He’s baaaack

No, not Lipton T. Bagg.  (LTB, call home!) Astute readers have noticed the conspicuous absence of John Doe over the past week or so. Well, the Warden has allowed J.D. to type a few words during work release.  Wal-Mart has computers for sale that are hooked up to the internet. At all hours of the day and NIGHT. 

True story from today:  While stopped at a red light, I see a guy with a home-made sign that said “Bye bye Harry Reid.”  Some fifty-ish short woman was standing in front of him, pointing her finger in his face and yelling at him.  So I honked and yelled out “BYE BYE HARRY REID!” 

He lifted the sign above his head and shook it, and smiled.  She got irate, gave me a dirty look, and tried to knock the sign out of his hand. He had it above his head, and she could not reach it. So she tried to knock it out of his hand with a book (“Mein Kampf”?  “Das Kapital?”)  Then I kind of lost sight of them, as there was traffic betwixt me and them. The light turned green, and I saw she was still bothering him, so as I rolled left through the intersection, I yelled out, “Shut up, you stupid bitch!”  She looked at me, while trying to steal his sign, and said “Fuck you!”  Of course, I got in the last word, “Shut the f%#k UP, you dumb c&n#!” The guy was desperately trying to fend off the wild woman as I drove out of sight. He knew that he was completely defenseless against her onslaughts.  I like to think that I gave him a little encouragement as I drove by…

J. D.

14 responses to “He’s baaaack

  1. Great to have you back JD…!
    What the hell were you doing…”out there rousing rabble”…?
    How about givin’ us a clue next time, so we can go on vacation too…

    Posted to the wrong thread earlier…geezers will do that from time to time…

  2. Hang on, let me get this straight: you’re boasting on the internet that you did a drive-by “shut-the-f*ck-up” on some nutty woman, and also called her a “c*nt”.

    Ain’t you the man.

  3. she wasn’t “nutty,” she was a typical liberal who was trying to squelch free speech. And yes, I am proud to have been there to tell her to stfu. The guy with the sign was obviously too much of a gentleman to do it himself.

  4. Obviously.

    You seem to be something of a virtuoso of assumption.

    You a God-fearing man, John?

  5. Oh yes, you are. I’ve just read your About link.

    Odd how often Christians forget that pride is the deadliest of the deadly sins.

  6. Roger buddy, don’t take this wrong, I mean it in the nicest possible way imaginable, but please, PLEASE,


  7. Judging by the photo, I’d put all my money on ole Rog being queer.

  8. It’s your blog. I shall bother you no further.

  9. Now if Regina, there, wasn’t a classic case of a “concern troll”, I dunno what would be.

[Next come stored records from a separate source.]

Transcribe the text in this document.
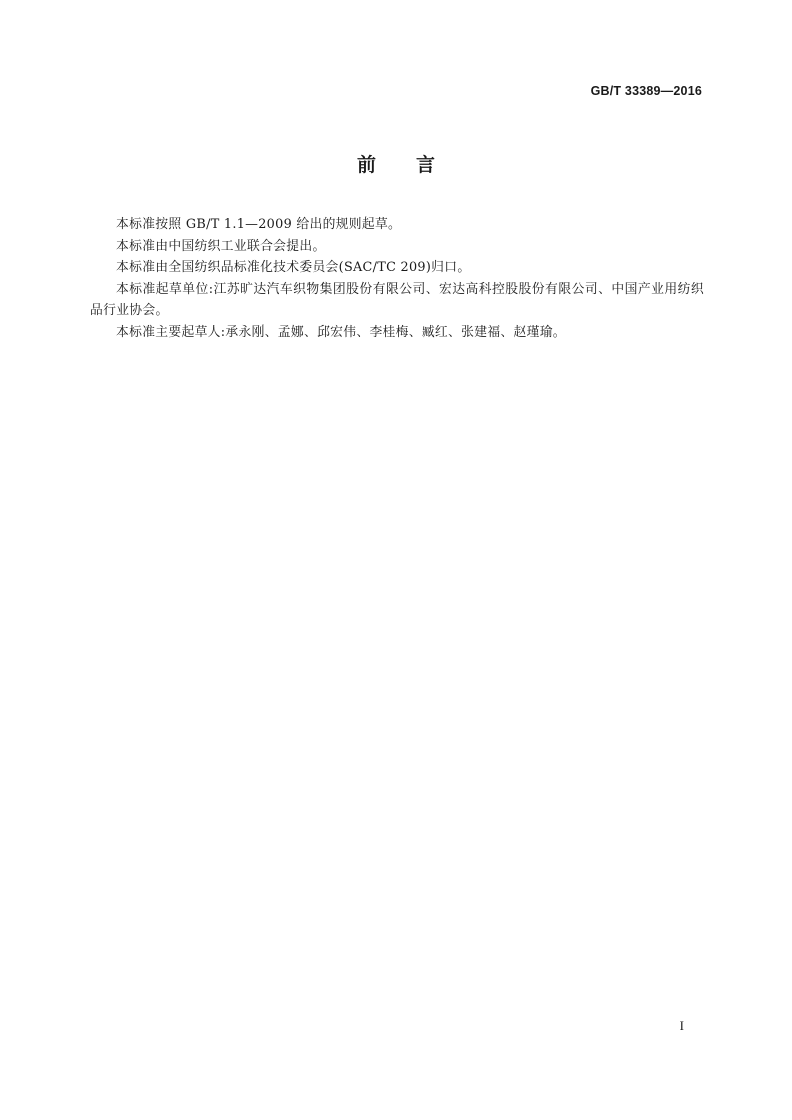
GB/T 33389—2016
前言

本标准按照 GB/T 1.1—2009 给出的规则起草。

本标准由中国纺织工业联合会提出。

本标准由全国纺织品标准化技术委员会(SAC/TC 209)归口。

本标准起草单位:江苏旷达汽车织物集团股份有限公司、宏达高科控股股份有限公司、中国产业用纺织品行业协会。

本标准主要起草人:承永刚、孟娜、邱宏伟、李桂梅、臧红、张建福、赵瑾瑜。

I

  10. Roger, you don’t “bother” me. I enjoy all points of view here. I just don’t like somebody telling me how I should or should not behave.

  11. Well then, so as not to risk offending you, I won’t tell you to shove your boot up Rog’s ass.

  12. Mom! I thought you had gone to that great Baby Stroller Park in the Sky!

    Icknay on the ootbay up Rog’s ass. I’m purty sure that the mere suggestion of it is a turn on to him.

  13. Ehh, he strikes me as more of the toilet paper tube and gerbil type.